Lorenzo sollevò il telefono.
«Quando siamo entrati qui ho inviato la posizione e una copia dello streaming.»
Valenti guardò Giulia con odio.
«Pensa che sia finita?»
«Per te, probabilmente sì.»
Mentre veniva accompagnato fuori, Valenti si voltò un’ultima volta.
«Chieda a sua madre perché Andrea quella notte stava andando da Vittorio invece che tornare da lei.»
Giulia sentì il gelo attraversarla.
«Che cosa significa?»
Valenti sorrise.
«Elena lo sa.»
Poi scomparve nel corridoio.
Giulia si voltò verso lo schermo.
«Mamma?»
Elena aveva abbassato gli occhi.
«Che cosa non mi hai ancora detto?»
«Giulia, non qui.»
«Basta.»
La parola risuonò nella sala.
«Ho passato giorni a scoprire che ogni persona che amo ha deciso quali verità potevo sopportare. Adesso basta.»
Elena cominciò a piangere.
«Tuo padre stava andando da Vittorio perché aveva scoperto qualcosa su di te.»

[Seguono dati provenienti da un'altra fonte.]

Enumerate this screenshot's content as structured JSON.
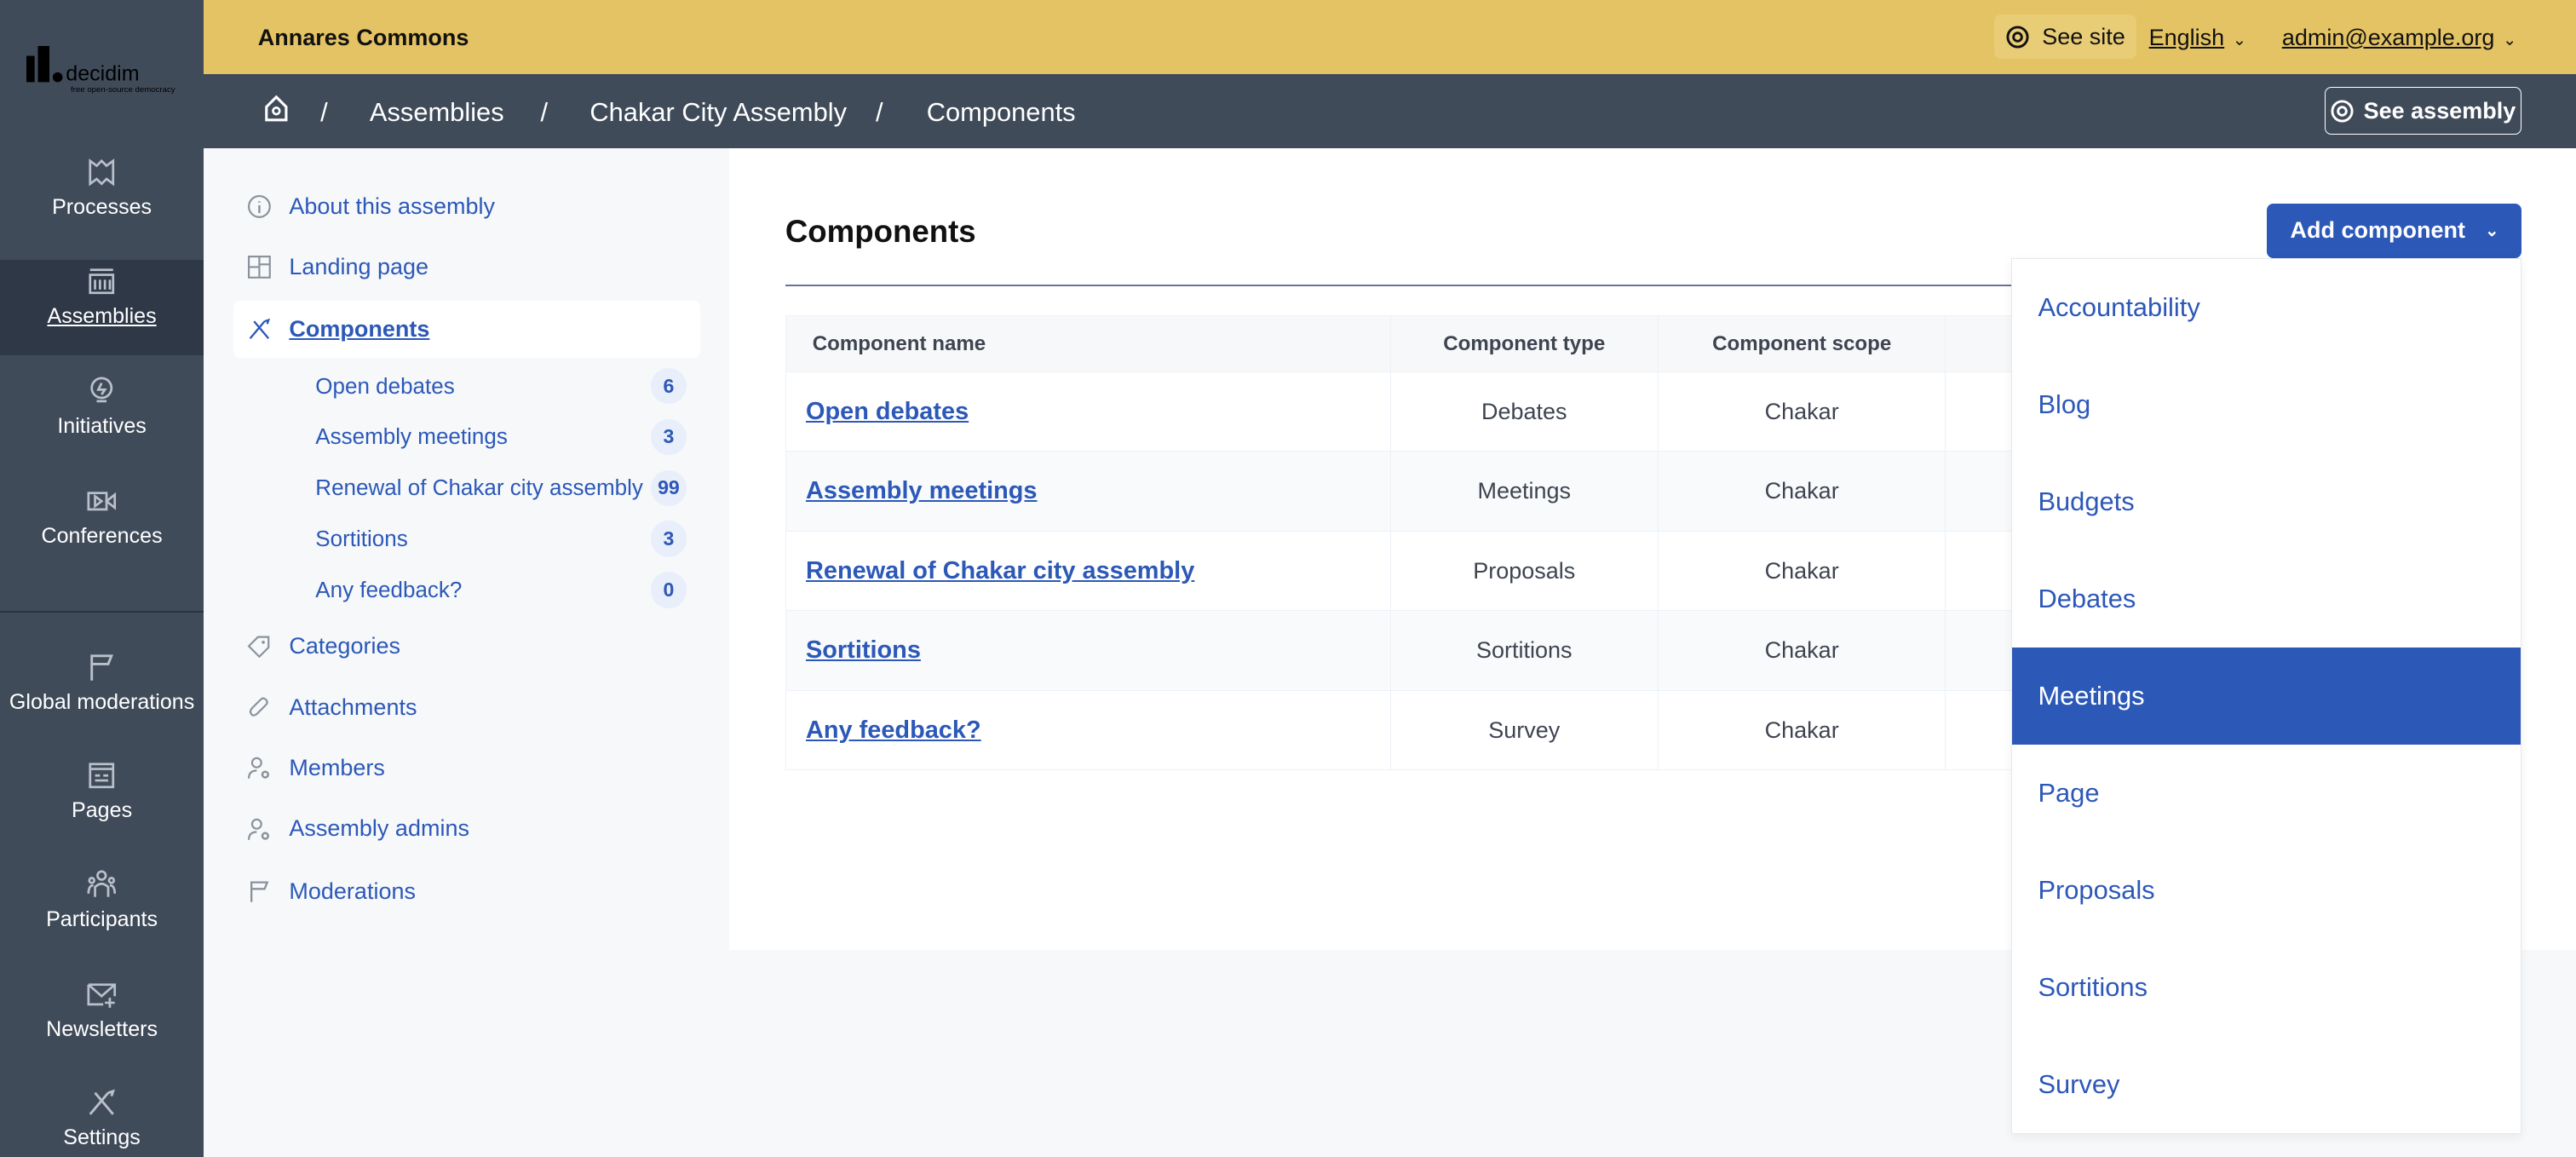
{
  "brand": {
    "logo_text": "decidim",
    "logo_tagline": "free open-source democracy"
  },
  "rail": {
    "items": [
      {
        "label": "Processes",
        "icon": "process-map-icon",
        "active": false
      },
      {
        "label": "Assemblies",
        "icon": "assembly-building-icon",
        "active": true
      },
      {
        "label": "Initiatives",
        "icon": "lightbulb-icon",
        "active": false
      },
      {
        "label": "Conferences",
        "icon": "video-icon",
        "active": false
      },
      {
        "label": "Global moderations",
        "icon": "flag-icon",
        "active": false
      },
      {
        "label": "Pages",
        "icon": "page-icon",
        "active": false
      },
      {
        "label": "Participants",
        "icon": "people-icon",
        "active": false
      },
      {
        "label": "Newsletters",
        "icon": "mail-plus-icon",
        "active": false
      },
      {
        "label": "Settings",
        "icon": "tools-icon",
        "active": false
      }
    ]
  },
  "topbar": {
    "organization": "Annares Commons",
    "see_site": "See site",
    "language": "English",
    "user": "admin@example.org"
  },
  "breadcrumb": {
    "items": [
      "Assemblies",
      "Chakar City Assembly",
      "Components"
    ],
    "separator": "/",
    "see_assembly": "See assembly"
  },
  "sidebar": {
    "items": [
      {
        "label": "About this assembly",
        "icon": "info-icon"
      },
      {
        "label": "Landing page",
        "icon": "layout-icon"
      },
      {
        "label": "Components",
        "icon": "tools-icon",
        "active": true
      },
      {
        "label": "Categories",
        "icon": "tag-icon"
      },
      {
        "label": "Attachments",
        "icon": "paperclip-icon"
      },
      {
        "label": "Members",
        "icon": "user-gear-icon"
      },
      {
        "label": "Assembly admins",
        "icon": "user-gear-icon"
      },
      {
        "label": "Moderations",
        "icon": "flag-icon"
      }
    ],
    "components": [
      {
        "label": "Open debates",
        "count": "6"
      },
      {
        "label": "Assembly meetings",
        "count": "3"
      },
      {
        "label": "Renewal of Chakar city assembly",
        "count": "99"
      },
      {
        "label": "Sortitions",
        "count": "3"
      },
      {
        "label": "Any feedback?",
        "count": "0"
      }
    ]
  },
  "main": {
    "title": "Components",
    "add_button": "Add component",
    "columns": [
      "Component name",
      "Component type",
      "Component scope"
    ],
    "rows": [
      {
        "name": "Open debates",
        "type": "Debates",
        "scope": "Chakar"
      },
      {
        "name": "Assembly meetings",
        "type": "Meetings",
        "scope": "Chakar"
      },
      {
        "name": "Renewal of Chakar city assembly",
        "type": "Proposals",
        "scope": "Chakar"
      },
      {
        "name": "Sortitions",
        "type": "Sortitions",
        "scope": "Chakar"
      },
      {
        "name": "Any feedback?",
        "type": "Survey",
        "scope": "Chakar"
      }
    ],
    "dropdown": {
      "items": [
        "Accountability",
        "Blog",
        "Budgets",
        "Debates",
        "Meetings",
        "Page",
        "Proposals",
        "Sortitions",
        "Survey"
      ],
      "highlighted": "Meetings"
    }
  },
  "colors": {
    "primary": "#2c58b8",
    "topbar": "#e3c363",
    "rail": "#404b5a"
  }
}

Giulia sentì il cuore accelerare.
«Su di me? Avevo dodici anni.»
«Non riguardava ciò che avevi fatto.»
«Allora cosa?»
Vittorio posò una mano sulla spalla di Elena.
Lei la allontanò.
«Devo dirglielo io.»
Giulia aspettò.
«Andrea aveva scoperto che Valenti stava cercando di impossessarsi legalmente di Orione attraverso la successione. Finché Andrea era vivo, non poteva farlo. Se Andrea fosse morto, l’accesso sarebbe passato alla sua erede.»
«A me.»
«Sì.»
Elena inspirò con difficoltà.
«Per questo Andrea voleva modificare il tuo certificato di nascita e creare una protezione legale che impedisse a chiunque di collegarti a Orione.»
Giulia corrugò la fronte.
«Modificare cosa?»
Elena chiuse gli occhi.
«Il nome di tuo padre.»
Silenzio.
Giulia sentì Lorenzo irrigidirsi accanto a lei.
«Andrea era mio padre.»
«Sì.»
La risposta arrivò immediatamente.
«Ti ha cresciuta. Ti ha amata dal giorno in cui sei nata. Non ha mai fatto differenze.»
«Ma?»
Elena pianse.
Giulia capì che esisteva ancora una frase che sua madre non riusciva a pronunciare.
«Chi è il mio padre biologico?»
Vittorio abbassò lo sguardo.
Lorenzo guardò suo padre.
Poi Elena pronunciò finalmente il nome.
«Vittorio Ferri.»
Il mondo sembrò fermarsi.
Giulia si voltò verso Lorenzo.
Lui era diventato pallido.
Sofia si portò entrambe le mani alla bocca.
Giulia indietreggiò.
«No.»
Elena cercò di parlare.
«Giulia—»
«No.»
Guardò Lorenzo.
L’uomo del quale si stava innamorando.
Il figlio di Vittorio Ferri.
Poi guardò Vittorio sullo schermo.
«Dimmi che non è vero.»
Vittorio rimase in silenzio per un tempo interminabile.
Infine alzò gli occhi.
«Elena non ti ha detto tutto.»
Giulia sentì una speranza disperata accendersi.
Ma Vittorio continuò.
«Sono tuo padre biologico.»
Lorenzo si appoggiò alla console.
Giulia non riusciva più a respirare.
Vittorio però pronunciò un’ultima frase.
«Ma Lorenzo non è mio figlio biologico.»